For decades, Israel has justified its existence to the world primarily through tragedy rather than justice. We spoke about the Holocaust, instead of about our inherent right to our land. We spoke the language of pain, rather than the language of purpose. Instead of standing upright as a nation with moral clarity, we presented ourselves as perpetual victims.
Even after Oct. 7, when moral clarity should have been unavoidable, Israel continued to apologize for its existence instead of stating a simple truth: This is the Jewish state by right, not by international permission and not by sympathy.
Antisemitism is not a reaction to a particular Israeli military operation. It is a reaction to moral weakness. It thrives on confusion. It responds to a message projected outward-that we ourselves are not certain of the justice of our cause.
When Israel speaks in the language of victimhood, the world hears an admission of guilt.

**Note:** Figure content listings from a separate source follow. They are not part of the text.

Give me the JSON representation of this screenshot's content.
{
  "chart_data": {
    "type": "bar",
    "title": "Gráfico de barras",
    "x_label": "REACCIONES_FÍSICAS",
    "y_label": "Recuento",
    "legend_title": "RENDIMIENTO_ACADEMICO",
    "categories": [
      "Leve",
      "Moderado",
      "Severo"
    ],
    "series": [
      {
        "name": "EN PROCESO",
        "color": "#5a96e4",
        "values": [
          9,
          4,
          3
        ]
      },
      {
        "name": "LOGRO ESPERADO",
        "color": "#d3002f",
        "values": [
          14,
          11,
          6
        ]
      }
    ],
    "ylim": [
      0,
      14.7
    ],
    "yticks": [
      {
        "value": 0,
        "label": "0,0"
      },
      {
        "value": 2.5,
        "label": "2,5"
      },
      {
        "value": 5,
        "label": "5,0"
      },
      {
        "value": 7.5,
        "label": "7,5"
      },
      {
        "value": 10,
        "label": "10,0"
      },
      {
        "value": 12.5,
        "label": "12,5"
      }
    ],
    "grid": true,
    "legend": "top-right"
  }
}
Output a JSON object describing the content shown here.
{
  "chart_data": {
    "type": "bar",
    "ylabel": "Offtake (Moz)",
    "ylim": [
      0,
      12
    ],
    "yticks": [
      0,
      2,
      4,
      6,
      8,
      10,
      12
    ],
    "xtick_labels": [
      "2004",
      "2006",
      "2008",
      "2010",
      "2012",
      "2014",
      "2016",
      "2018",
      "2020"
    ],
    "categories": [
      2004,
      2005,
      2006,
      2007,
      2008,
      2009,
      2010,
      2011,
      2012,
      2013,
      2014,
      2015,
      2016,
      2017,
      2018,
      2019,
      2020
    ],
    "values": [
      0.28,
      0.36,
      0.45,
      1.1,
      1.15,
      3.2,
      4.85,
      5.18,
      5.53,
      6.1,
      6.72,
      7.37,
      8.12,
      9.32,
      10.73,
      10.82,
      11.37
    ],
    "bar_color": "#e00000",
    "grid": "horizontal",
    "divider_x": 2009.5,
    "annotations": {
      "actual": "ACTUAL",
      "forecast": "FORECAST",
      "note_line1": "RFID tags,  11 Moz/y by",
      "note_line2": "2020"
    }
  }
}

When Israel hesitates to say plainly that this is our land and that the Jewish state requires no external validation, hatred and antisemitism re-emerge-and Jews become targets, even on the far side of the globe.
The attacks in Australia, America and Germany are therefore not only a “Diaspora problem." They are an indictment of an apologetic Israeli discourse.
Only a nation that is able to say, clearly and without hesitation, that we are here by right-rooted in history, faith and moral conviction, not in mercy-can protect not only its own citizens but Jewish communities everywhere.
Those who fail to understand that the battle over Jewish identity in Jerusalem and Tel Aviv directly affects the safety of Jews in Sydney, Australia; Jackson, Miss.; Giessen, Germany-and increasingly, London, New York and Los Angeles-do not understand what a Jewish state is.
It is time to stop apologizing. It is time to stop pleading with the world for understanding. It is time to return to the language of justice.
Because when Israel stands upright, Jews everywhere do. And for Americans, the lesson is unavoidable: a weak and apologetic Israel does not stabilize the democratic world. Rather, it accelerates the same forces of extremism and moral confusion that threaten U.S. cities, campuses and Jewish communal institutions.